Makara Sankramana, Karnataka Sankranti or Makara Sankramana is a significant celebration for ranchers of Karnataka. Makara Sankramana includes respecting the divine beings for a decent yield, wearing shiny new garments, and painting new rangolis. The feature is the combination of Ellu-Bella; it is a hodgepodge of jaggery, singed groundnut, dry coconut, and white sesame, which is disseminated among the nearby neighbor. Alongside this, ladies additionally share bananas, bits of sugarcane, Haldi and Kum. Conventional petitions are offered to bovines, and afterward they are taken on a celebratory walk. Customary Food: Ellu Bella

Rajasthan and West Madhya Pradesh

“Makar Sankrati” or “Sankrat” in the Rajasthani language is one of the significant celebrations in the province of Rajasthan. The day is commended with extraordinary Rajasthani rarities and desserts, for example, pheeni (either with sweet milk or sugar syrup plunged), until paati, gajak, kheer, ghevar, pakodi, puwa, and until laddoo.

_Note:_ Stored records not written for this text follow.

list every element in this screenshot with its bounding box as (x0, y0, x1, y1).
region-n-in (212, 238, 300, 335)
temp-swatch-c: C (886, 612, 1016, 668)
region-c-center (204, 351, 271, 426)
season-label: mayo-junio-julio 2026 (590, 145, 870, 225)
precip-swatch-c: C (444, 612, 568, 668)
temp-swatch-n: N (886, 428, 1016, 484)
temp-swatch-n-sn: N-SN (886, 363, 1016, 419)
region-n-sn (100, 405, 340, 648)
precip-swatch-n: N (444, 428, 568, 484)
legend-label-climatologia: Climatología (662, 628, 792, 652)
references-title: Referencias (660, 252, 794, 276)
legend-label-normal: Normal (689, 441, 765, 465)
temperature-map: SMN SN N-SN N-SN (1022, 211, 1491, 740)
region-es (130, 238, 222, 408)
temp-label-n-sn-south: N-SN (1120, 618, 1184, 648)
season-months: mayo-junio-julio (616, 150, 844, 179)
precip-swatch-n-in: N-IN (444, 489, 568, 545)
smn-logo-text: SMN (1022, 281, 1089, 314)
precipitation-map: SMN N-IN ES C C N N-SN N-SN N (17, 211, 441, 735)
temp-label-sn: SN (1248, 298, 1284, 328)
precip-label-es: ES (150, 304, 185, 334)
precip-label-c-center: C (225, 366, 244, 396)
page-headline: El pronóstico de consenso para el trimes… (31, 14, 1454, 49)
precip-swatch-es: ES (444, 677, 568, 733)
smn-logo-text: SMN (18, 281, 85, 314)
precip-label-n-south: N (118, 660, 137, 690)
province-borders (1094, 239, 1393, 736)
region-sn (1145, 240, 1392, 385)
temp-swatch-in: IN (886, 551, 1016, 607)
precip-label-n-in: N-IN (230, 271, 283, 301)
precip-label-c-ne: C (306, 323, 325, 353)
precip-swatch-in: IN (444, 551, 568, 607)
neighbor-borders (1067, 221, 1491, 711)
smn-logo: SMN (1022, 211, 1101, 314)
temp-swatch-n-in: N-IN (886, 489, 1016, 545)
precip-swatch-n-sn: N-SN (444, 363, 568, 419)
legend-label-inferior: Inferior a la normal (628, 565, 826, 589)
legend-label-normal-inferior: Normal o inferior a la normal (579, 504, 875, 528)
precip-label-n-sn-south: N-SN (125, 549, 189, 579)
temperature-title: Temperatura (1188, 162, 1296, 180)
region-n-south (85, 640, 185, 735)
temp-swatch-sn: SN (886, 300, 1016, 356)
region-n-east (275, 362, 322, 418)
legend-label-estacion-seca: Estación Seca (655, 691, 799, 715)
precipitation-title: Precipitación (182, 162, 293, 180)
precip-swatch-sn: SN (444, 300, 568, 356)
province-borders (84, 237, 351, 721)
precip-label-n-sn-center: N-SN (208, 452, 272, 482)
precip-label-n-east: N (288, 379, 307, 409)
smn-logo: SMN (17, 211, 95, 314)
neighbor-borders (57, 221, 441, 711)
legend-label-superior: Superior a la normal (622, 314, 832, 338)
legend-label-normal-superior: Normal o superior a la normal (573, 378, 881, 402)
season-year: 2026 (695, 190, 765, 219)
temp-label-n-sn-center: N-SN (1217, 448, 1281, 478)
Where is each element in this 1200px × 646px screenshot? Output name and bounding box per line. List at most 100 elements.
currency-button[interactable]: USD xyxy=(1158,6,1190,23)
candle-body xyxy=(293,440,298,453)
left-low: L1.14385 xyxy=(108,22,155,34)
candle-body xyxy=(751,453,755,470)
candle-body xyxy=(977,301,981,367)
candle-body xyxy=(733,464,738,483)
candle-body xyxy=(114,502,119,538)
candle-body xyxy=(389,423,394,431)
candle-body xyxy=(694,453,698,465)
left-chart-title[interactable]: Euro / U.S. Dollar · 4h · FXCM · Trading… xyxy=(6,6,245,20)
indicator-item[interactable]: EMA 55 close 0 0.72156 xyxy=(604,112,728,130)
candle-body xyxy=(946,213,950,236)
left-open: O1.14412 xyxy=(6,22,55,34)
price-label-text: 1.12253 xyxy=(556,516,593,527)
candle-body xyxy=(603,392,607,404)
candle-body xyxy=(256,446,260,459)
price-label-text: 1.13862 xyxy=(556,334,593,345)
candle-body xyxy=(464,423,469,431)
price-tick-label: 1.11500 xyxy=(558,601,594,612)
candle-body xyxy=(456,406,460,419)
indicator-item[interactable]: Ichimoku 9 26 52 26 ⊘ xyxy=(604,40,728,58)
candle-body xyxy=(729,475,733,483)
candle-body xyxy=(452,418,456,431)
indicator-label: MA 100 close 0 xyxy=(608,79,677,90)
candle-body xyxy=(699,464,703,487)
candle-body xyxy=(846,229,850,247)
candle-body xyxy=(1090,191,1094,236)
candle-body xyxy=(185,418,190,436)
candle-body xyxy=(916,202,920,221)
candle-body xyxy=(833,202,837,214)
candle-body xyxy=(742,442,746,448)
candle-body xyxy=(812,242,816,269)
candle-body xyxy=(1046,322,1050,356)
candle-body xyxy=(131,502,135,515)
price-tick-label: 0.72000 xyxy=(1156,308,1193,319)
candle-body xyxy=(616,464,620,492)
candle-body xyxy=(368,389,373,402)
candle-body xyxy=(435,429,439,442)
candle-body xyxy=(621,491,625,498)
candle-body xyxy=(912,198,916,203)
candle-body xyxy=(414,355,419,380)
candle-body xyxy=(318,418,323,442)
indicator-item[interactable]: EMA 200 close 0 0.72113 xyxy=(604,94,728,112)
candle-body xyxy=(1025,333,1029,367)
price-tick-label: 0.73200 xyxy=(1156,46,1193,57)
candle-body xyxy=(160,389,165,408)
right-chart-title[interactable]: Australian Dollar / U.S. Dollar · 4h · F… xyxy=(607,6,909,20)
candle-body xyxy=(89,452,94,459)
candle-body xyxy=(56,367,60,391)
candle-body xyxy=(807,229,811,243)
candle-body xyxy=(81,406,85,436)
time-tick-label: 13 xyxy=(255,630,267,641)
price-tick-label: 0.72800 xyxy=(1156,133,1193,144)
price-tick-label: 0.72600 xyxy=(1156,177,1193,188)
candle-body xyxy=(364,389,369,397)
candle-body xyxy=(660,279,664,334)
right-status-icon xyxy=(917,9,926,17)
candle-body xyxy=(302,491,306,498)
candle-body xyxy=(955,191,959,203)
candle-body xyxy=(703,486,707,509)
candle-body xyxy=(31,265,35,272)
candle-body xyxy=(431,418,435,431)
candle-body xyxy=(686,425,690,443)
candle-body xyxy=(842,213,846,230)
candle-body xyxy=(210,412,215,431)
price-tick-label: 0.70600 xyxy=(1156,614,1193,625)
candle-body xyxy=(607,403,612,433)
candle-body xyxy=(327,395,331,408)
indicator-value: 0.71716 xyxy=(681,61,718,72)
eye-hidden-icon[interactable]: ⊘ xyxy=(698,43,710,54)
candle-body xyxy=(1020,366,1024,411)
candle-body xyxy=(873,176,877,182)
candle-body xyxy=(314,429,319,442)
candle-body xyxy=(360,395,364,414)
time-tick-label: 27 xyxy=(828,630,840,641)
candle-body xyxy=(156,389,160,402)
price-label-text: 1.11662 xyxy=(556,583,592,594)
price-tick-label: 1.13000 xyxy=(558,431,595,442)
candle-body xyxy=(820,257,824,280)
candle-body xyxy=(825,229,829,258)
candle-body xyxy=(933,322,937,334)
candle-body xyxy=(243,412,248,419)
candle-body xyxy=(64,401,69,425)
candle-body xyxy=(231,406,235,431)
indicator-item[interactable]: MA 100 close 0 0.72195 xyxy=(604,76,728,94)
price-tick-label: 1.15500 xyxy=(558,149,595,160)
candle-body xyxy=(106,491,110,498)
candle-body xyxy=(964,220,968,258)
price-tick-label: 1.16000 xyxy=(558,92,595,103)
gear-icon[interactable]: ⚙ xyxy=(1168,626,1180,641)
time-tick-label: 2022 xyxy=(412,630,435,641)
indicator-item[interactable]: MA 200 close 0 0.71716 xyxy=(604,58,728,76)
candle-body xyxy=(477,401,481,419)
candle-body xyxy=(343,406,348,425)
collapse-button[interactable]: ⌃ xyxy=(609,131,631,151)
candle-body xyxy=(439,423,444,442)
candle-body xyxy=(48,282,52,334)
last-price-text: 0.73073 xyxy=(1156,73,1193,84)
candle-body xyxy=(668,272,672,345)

Extraordinarily, the ladies of this area notice a custom wherein they give any sort of article (identified with a family unit, make-up, or food) to 13 wedded ladies. The primary Sankranti experienced by a wedded lady is of criticalness as she is welcomed by her folks and siblings to their homes with her significant other for a major banquet. Individuals welcome companions and family members (extraordinarily their sisters and little girls) to their home for exceptional celebration suppers (called as “Sankrant Bhoj”). Individuals give out numerous sort of little blessings, for example, until gud (jaggery), organic products, dry khichadi, and so on to Brahmins or the destitute ones.

Kite flying is generally seen as the most important event of this festival. On this event the sky in Jaipur and Hadoti areas is loaded up with kites, and adolescents participate in challenges attempting to cut each other’s strings

This is how the festival of Makar Sankranti is celebrated in various states in various methods.